C'est ce qu'indique l'Institut de veille sanitaire. L'épidémie redémarre, notamment dans le Sud. Seules 160.000 personnes ont été vaccinées.
Plus d'un million et demi de personnes ont déjà été atteintes par la grippe A et ont consulté pour cela, a indiqué mardi le Dr Françoise Weber, directrice générale de l'Institut de veille sanitaire (InVS).
"A la date d'hier soir (lundi), 160.000 personnes ont été vaccinées dans des centres ou dans des établissements de santé", a pour sa part indiqué la ministre de la Santé Roselyne Bachelot mardi lors d'une audition à l'Assemblée.
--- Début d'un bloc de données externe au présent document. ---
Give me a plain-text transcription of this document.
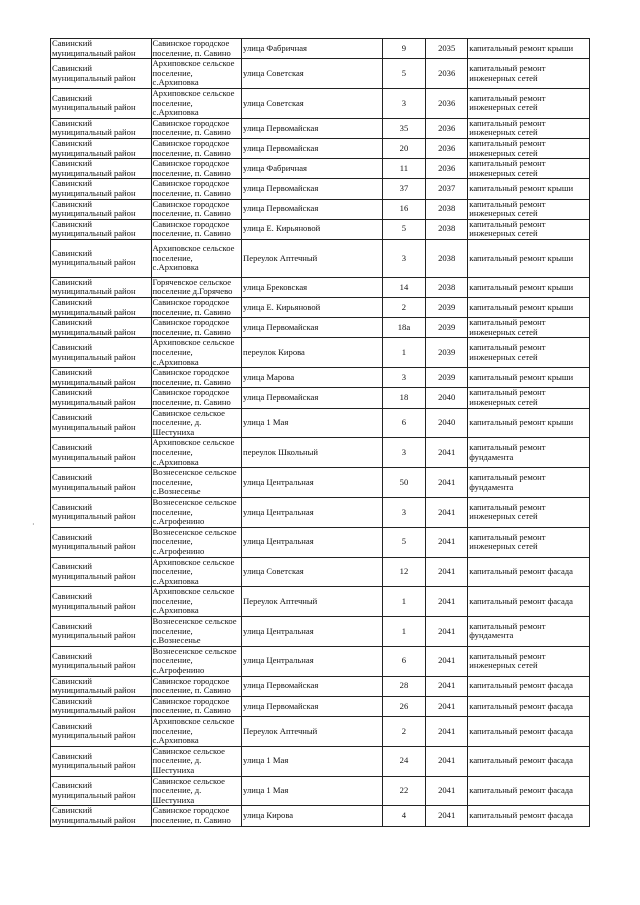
Савинский муниципальный район	Савинское городское поселение, п. Савино	улица Фабричная	9	2035	капитальный ремонт крыши
Савинский муниципальный район	Архиповское сельское поселение, с.Архиповка	улица Советская	5	2036	капитальный ремонт инженерных сетей
Савинский муниципальный район	Архиповское сельское поселение, с.Архиповка	улица Советская	3	2036	капитальный ремонт инженерных сетей
Савинский муниципальный район	Савинское городское поселение, п. Савино	улица Первомайская	35	2036	капитальный ремонт инженерных сетей
Савинский муниципальный район	Савинское городское поселение, п. Савино	улица Первомайская	20	2036	капитальный ремонт инженерных сетей
Савинский муниципальный район	Савинское городское поселение, п. Савино	улица Фабричная	11	2036	капитальный ремонт инженерных сетей
Савинский муниципальный район	Савинское городское поселение, п. Савино	улица Первомайская	37	2037	капитальный ремонт крыши
Савинский муниципальный район	Савинское городское поселение, п. Савино	улица Первомайская	16	2038	капитальный ремонт инженерных сетей
Савинский муниципальный район	Савинское городское поселение, п. Савино	улица Е. Кирьяновой	5	2038	капитальный ремонт инженерных сетей
Савинский муниципальный район	Архиповское сельское поселение, с.Архиповка	Переулок Аптечный	3	2038	капитальный ремонт крыши
Савинский муниципальный район	Горячевское сельское поселение д.Горячево	улица Брековская	14	2038	капитальный ремонт крыши
Савинский муниципальный район	Савинское городское поселение, п. Савино	улица Е. Кирьяновой	2	2039	капитальный ремонт крыши
Савинский муниципальный район	Савинское городское поселение, п. Савино	улица Первомайская	18а	2039	капитальный ремонт инженерных сетей
Савинский муниципальный район	Архиповское сельское поселение, с.Архиповка	переулок Кирова	1	2039	капитальный ремонт инженерных сетей
Савинский муниципальный район	Савинское городское поселение, п. Савино	улица Марова	3	2039	капитальный ремонт крыши
Савинский муниципальный район	Савинское городское поселение, п. Савино	улица Первомайская	18	2040	капитальный ремонт инженерных сетей
Савинский муниципальный район	Савинское сельское поселение, д. Шестуниха	улица 1 Мая	6	2040	капитальный ремонт крыши
Савинский муниципальный район	Архиповское сельское поселение, с.Архиповка	переулок Школьный	3	2041	капитальный ремонт фундамента
Савинский муниципальный район	Вознесенское сельское поселение, с.Вознесенье	улица Центральная	50	2041	капитальный ремонт фундамента
Савинский муниципальный район	Вознесенское сельское поселение, с.Агрофенино	улица Центральная	3	2041	капитальный ремонт инженерных сетей
Савинский муниципальный район	Вознесенское сельское поселение, с.Агрофенино	улица Центральная	5	2041	капитальный ремонт инженерных сетей
Савинский муниципальный район	Архиповское сельское поселение, с.Архиповка	улица Советская	12	2041	капитальный ремонт фасада
Савинский муниципальный район	Архиповское сельское поселение, с.Архиповка	Переулок Аптечный	1	2041	капитальный ремонт фасада
Савинский муниципальный район	Вознесенское сельское поселение, с.Вознесенье	улица Центральная	1	2041	капитальный ремонт фундамента
Савинский муниципальный район	Вознесенское сельское поселение, с.Агрофенино	улица Центральная	6	2041	капитальный ремонт инженерных сетей
Савинский муниципальный район	Савинское городское поселение, п. Савино	улица Первомайская	28	2041	капитальный ремонт фасада
Савинский муниципальный район	Савинское городское поселение, п. Савино	улица Первомайская	26	2041	капитальный ремонт фасада
Савинский муниципальный район	Архиповское сельское поселение, с.Архиповка	Переулок Аптечный	2	2041	капитальный ремонт фасада
Савинский муниципальный район	Савинское сельское поселение, д. Шестуниха	улица 1 Мая	24	2041	капитальный ремонт фасада
Савинский муниципальный район	Савинское сельское поселение, д. Шестуниха	улица 1 Мая	22	2041	капитальный ремонт фасада
Савинский муниципальный район	Савинское городское поселение, п. Савино	улица Кирова	4	2041	капитальный ремонт фасада
·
"Nous avons dépassé les 400.000 consultations pour la grippe H1N1 2009 la semaine dernière", a ajouté le Dr Weber qui s'exprimait à cette occasion aux côtés de la ministre.
"Nous assistons à un redémarrage très franc" notamment "dans le sud de la France", a-t-elle poursuivi en évoquant "une augmentation du nombre d'hospitalisations pour cas graves (25 cas en réanimation ou soins intensifs la semaine dernière)", a poursuivi Mme Weber.
"21% des cas graves concernent des moins de 15 ans et c'est plus que lors d'une grippe saisonnière", a-t-elle averti.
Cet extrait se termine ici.